As recently as July 2006, the acknowledgement of the crisis by ordinary Americans lagged behind not only our counterparts in Great Britain, Germany and Japan, but also behind those polled in China, India, Argentina, Nigeria and Indonesia.

U.S. citizen awareness has increased significantly in the wake of this past winter's massive storms (even before the latest East Coast disaster) and coverage of the international scientific reports. But though between 77 percent and 83 percent of Americans now acknowledge that global warming poses a serious problem, 55 percent only in a January Pew poll say the issue requires immediate government action, and only 47 percent in the same Pew poll say that they believe it's human caused. This means there's still serious denial. And to dismantle the architecture of this denial means taking on the key role of ExxonMobil.

The Politics of Doubt

Those who dismiss global warming's threat have embraced a series of arguments, retreating from one to the next as they're trumped by reality. The planet isn't really warming, they say. If it is, it's due to random fluctuations or sunspots, not human-created greenhouse gases. And even if global warming is real, it will bring more benefits than problems.

Wherever I go, people offer up the same rationales. Some even rattle off the names of dissenting scientists, websites, or journal articles. They dismiss the 99 percent unanimity of international climate scientists and scientific associations by saying those sounding the warning are all on the take and probably also personal hypocrites.
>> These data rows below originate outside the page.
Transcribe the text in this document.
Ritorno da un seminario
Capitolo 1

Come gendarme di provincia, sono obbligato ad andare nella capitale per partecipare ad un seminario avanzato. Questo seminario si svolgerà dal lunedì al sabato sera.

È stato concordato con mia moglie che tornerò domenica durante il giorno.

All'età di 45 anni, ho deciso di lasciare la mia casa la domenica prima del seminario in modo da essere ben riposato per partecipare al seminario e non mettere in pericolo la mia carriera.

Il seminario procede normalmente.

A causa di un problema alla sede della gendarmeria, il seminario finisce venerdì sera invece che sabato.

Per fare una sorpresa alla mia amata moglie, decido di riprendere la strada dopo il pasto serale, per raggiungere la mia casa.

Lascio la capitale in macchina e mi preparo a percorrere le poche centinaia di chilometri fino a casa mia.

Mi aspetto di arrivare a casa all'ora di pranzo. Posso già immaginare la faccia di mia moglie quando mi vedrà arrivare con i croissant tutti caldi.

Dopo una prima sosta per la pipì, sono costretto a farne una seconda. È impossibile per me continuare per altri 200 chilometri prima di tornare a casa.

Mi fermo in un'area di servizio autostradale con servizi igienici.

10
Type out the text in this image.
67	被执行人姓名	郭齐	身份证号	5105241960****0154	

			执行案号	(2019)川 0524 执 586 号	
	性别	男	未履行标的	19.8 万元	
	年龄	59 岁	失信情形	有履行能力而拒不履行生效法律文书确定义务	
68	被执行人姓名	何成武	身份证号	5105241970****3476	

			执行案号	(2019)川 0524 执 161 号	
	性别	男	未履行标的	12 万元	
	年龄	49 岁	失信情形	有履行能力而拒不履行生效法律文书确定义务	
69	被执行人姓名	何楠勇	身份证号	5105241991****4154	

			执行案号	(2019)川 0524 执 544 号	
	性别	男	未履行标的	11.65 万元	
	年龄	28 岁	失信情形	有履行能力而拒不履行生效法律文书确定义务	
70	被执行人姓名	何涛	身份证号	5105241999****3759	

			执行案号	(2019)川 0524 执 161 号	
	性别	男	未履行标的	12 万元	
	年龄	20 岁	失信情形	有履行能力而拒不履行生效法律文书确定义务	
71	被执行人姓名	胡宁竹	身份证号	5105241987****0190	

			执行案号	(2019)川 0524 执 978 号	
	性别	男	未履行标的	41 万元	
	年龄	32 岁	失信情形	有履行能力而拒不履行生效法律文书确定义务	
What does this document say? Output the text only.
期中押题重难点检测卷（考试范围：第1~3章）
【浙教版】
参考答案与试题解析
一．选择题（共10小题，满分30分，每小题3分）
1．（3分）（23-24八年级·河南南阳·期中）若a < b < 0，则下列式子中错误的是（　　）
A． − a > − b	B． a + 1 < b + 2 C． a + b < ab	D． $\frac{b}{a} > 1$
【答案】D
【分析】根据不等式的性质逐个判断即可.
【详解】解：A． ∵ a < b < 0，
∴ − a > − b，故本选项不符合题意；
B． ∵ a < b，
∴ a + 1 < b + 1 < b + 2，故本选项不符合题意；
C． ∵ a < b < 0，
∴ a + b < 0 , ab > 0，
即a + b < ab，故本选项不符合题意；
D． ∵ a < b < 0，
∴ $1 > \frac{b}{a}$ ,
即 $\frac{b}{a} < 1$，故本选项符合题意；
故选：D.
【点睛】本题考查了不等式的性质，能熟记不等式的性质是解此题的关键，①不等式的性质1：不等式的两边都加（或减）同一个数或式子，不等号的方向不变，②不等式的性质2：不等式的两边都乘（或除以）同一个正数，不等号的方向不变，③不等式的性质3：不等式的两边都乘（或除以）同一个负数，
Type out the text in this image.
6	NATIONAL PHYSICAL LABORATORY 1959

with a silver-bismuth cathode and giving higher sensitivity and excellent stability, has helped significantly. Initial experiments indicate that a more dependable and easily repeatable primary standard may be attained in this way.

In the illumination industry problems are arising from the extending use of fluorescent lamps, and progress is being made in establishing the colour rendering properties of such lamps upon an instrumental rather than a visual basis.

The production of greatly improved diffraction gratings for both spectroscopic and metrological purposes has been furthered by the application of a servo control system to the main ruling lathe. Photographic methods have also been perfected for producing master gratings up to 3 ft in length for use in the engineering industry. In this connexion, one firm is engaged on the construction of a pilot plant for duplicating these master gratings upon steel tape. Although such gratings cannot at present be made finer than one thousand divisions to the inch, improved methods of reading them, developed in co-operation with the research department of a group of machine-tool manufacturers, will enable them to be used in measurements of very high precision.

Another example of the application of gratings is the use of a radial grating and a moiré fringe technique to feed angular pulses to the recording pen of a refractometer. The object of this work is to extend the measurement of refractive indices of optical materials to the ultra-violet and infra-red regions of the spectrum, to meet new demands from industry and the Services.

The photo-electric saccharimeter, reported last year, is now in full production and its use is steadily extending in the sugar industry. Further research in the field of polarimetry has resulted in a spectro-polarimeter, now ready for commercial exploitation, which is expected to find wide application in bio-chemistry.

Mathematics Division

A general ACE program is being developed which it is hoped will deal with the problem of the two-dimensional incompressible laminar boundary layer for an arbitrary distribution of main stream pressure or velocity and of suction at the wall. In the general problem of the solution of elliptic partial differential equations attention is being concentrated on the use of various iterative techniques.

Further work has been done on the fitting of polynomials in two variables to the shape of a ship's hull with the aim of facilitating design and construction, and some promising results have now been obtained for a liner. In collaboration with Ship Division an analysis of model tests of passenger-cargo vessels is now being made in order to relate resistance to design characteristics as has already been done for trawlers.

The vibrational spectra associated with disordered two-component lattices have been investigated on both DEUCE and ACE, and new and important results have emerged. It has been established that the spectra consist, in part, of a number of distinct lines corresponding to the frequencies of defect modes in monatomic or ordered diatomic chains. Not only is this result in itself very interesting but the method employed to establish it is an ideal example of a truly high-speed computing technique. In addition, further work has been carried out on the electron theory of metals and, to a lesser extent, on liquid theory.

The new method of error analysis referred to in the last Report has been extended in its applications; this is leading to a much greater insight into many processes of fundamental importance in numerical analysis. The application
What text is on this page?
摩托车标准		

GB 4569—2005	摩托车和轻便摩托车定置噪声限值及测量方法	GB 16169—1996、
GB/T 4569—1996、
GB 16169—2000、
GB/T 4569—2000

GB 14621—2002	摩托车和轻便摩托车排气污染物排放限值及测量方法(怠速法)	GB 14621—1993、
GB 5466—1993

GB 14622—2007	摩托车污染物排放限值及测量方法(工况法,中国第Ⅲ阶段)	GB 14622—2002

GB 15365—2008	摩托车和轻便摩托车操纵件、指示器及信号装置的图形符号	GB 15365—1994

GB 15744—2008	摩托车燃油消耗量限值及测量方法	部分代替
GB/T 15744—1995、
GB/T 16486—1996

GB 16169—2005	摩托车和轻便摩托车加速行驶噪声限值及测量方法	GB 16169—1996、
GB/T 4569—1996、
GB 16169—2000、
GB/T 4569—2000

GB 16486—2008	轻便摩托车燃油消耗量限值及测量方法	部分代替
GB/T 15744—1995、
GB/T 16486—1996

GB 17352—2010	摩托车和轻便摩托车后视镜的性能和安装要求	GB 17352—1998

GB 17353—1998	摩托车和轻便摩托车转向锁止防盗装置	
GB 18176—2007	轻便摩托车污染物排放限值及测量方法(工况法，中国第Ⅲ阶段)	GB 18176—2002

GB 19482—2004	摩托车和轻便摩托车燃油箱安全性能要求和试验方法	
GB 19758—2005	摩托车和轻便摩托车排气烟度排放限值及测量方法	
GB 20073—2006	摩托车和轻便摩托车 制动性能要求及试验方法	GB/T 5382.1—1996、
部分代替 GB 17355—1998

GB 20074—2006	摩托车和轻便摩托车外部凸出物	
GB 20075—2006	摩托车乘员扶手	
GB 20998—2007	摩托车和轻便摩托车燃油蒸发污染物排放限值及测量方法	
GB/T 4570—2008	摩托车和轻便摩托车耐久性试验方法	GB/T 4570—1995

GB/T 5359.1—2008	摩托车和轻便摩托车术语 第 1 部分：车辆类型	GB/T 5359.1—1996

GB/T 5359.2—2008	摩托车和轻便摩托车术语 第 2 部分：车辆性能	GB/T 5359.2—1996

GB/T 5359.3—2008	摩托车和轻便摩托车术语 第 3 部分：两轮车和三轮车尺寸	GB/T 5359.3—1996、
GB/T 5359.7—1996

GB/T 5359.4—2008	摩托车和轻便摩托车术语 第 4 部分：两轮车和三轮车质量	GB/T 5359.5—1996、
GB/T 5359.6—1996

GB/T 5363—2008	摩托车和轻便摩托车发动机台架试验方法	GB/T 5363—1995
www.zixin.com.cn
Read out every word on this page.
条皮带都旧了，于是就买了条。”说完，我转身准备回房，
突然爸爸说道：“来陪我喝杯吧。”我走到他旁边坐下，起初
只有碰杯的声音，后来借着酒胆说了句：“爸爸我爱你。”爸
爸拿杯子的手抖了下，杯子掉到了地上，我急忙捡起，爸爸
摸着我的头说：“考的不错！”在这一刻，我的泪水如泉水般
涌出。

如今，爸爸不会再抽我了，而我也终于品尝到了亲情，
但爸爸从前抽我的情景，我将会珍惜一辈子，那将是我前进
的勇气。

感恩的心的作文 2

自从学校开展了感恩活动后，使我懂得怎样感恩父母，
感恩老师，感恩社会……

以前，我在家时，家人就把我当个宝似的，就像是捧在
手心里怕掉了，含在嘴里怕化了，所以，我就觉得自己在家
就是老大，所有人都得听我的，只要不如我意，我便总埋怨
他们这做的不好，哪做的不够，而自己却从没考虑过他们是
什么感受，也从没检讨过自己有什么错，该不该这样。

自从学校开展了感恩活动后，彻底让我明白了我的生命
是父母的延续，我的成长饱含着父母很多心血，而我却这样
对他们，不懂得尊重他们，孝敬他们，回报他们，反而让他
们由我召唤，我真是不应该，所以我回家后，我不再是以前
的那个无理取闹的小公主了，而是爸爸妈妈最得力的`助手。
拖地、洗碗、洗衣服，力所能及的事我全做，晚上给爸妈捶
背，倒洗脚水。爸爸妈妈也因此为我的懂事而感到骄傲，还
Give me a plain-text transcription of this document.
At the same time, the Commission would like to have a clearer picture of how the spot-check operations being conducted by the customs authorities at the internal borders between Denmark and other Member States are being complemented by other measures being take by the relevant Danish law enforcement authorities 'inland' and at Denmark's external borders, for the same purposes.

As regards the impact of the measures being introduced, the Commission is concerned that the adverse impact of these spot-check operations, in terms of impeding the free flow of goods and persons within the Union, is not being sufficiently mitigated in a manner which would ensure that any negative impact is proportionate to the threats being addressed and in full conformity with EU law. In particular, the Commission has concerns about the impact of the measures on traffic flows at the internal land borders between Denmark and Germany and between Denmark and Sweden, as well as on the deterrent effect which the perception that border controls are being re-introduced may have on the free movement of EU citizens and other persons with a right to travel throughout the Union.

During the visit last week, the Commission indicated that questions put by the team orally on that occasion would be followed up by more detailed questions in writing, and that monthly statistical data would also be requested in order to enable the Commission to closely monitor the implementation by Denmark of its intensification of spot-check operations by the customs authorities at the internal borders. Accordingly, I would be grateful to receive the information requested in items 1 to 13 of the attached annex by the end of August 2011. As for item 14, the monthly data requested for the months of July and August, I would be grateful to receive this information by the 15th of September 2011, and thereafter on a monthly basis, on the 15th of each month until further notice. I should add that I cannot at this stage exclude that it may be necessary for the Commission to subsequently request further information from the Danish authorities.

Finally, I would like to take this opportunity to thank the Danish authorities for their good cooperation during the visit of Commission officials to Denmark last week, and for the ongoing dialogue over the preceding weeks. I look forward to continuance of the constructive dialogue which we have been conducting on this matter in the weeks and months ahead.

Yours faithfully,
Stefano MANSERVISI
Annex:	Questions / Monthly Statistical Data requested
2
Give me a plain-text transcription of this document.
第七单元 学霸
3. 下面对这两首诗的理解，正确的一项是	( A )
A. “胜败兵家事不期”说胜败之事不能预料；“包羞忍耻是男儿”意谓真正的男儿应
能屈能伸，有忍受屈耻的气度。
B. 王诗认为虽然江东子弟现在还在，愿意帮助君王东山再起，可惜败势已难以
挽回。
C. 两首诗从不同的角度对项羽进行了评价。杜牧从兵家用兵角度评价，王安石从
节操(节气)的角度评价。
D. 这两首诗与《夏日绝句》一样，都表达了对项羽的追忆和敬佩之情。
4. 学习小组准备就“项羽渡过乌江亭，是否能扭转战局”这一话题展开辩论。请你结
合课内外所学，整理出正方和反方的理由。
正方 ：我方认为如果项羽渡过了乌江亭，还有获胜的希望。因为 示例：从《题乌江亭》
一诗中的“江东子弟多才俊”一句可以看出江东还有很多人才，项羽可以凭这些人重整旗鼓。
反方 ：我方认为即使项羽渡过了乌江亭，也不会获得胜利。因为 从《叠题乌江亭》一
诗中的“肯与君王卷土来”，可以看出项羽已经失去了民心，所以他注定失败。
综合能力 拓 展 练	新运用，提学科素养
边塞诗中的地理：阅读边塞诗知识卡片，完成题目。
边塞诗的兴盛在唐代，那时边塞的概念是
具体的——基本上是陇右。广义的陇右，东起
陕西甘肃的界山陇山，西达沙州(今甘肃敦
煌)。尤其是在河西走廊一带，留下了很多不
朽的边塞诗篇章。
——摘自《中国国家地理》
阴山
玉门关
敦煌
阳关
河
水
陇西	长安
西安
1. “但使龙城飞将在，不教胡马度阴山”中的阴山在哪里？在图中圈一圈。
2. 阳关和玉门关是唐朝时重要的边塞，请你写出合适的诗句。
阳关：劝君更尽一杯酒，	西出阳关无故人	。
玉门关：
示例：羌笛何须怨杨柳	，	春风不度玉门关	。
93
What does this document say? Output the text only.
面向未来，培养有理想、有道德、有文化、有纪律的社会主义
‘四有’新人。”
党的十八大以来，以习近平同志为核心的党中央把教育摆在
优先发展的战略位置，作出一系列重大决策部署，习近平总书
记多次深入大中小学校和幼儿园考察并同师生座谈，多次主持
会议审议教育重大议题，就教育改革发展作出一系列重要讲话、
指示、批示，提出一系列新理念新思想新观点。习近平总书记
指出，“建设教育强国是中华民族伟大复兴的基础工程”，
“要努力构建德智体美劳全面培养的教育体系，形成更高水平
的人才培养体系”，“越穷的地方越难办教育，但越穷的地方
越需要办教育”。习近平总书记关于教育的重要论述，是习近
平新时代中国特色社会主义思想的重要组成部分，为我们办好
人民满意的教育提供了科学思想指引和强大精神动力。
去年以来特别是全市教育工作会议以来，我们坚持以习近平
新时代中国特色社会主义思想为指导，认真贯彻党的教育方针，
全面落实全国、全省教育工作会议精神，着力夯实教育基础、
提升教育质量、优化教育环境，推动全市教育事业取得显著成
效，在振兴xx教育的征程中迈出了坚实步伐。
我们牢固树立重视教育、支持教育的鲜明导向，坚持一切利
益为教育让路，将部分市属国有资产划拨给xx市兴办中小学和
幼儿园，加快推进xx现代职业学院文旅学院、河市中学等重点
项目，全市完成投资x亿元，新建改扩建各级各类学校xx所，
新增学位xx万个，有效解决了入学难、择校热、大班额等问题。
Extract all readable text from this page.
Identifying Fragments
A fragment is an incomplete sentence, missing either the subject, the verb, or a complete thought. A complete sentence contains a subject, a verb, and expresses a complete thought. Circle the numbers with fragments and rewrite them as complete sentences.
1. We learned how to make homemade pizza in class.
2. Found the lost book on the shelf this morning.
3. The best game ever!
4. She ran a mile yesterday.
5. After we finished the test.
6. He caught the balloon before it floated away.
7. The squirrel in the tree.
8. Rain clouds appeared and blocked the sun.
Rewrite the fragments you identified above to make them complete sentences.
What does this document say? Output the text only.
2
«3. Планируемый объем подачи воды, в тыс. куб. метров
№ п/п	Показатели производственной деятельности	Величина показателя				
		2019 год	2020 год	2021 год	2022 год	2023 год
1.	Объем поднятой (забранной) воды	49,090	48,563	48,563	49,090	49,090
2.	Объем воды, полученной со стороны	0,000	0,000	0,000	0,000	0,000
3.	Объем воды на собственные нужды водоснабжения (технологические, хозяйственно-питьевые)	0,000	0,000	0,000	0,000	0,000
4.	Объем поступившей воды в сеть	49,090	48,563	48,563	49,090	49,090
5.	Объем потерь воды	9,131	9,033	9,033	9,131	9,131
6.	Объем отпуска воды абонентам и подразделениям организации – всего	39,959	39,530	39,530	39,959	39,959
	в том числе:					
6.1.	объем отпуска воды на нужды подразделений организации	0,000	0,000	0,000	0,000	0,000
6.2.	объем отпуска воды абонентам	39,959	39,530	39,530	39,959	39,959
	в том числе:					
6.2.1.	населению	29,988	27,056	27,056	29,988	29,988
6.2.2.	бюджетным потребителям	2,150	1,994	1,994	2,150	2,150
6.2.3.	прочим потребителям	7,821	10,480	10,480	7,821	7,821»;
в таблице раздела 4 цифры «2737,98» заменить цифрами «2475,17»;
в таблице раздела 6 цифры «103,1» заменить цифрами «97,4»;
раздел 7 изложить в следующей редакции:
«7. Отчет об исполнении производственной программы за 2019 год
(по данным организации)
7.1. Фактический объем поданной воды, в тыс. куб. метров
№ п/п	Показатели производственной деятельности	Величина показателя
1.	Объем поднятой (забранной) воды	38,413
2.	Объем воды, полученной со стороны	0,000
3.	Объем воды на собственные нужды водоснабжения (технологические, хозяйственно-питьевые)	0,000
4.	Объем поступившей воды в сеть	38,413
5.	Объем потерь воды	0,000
"They're just giving the government funding agencies what they want," a student in Colorado Springs told me two weeks ago. "If they don't, they won't get their grants." It's an odd concept of pandering, given the massive challenges faced by any elected leader who takes the scientific message seriously. But the deniers insist that a handful of contrarians whose views are refuted by every major scientific study are somehow more credible than the collective judgment of practically every climate scientist in the world.

These arguments emerge from the standard echo chamber of Hannity, Rush, and Fox News. But the spokespeople who articulate them in these venues -- and others more mainstream -- have been overwhelmingly sponsored by Exxon.

As the Union of Concerned Scientists explores in their meticulously detailed report, Smoke, Mirrors and Hot Air, and as George Monbiot examines in his powerful global warming book Heat, Exxon's strategy of using a handful of industry-funded dissenters to cast doubt on an overwhelming scientific consensus was borrowed from the fight over tobacco regulation.

In 1992, a major EPA report warned of the medical harm from second hand smoke. In response, Philip Morris hired the PR firm APCO to create a supposedly independent group, The Advancement of Sound Science Coalition (TASSC), to promote scientists who'd dispute this harm. Enlisting enough other corporate supporters so the effort didn't seem just a tobacco industry creation, TASSC's mission echoed the phrase from a memo of fellow tobacco company Brown and Williamson, "Doubt is our product."

As part of creating that doubt, APCO's Steven Milloy founded JunkScience.com, which would later become a key website for global warming denial. Milloy also became associated with other key climate change denial organizations, like the Competitive Enterprise Institute (which has called the Kyoto accords "a power grab based on deception and fear"), and later become a columnist for Fox. Major climate denial activist Frederick Seitz also had strong tobacco industry ties, drawing $585,000 from RJ Reynolds between 1979 and 1987 before going on to the George Marshall Institute.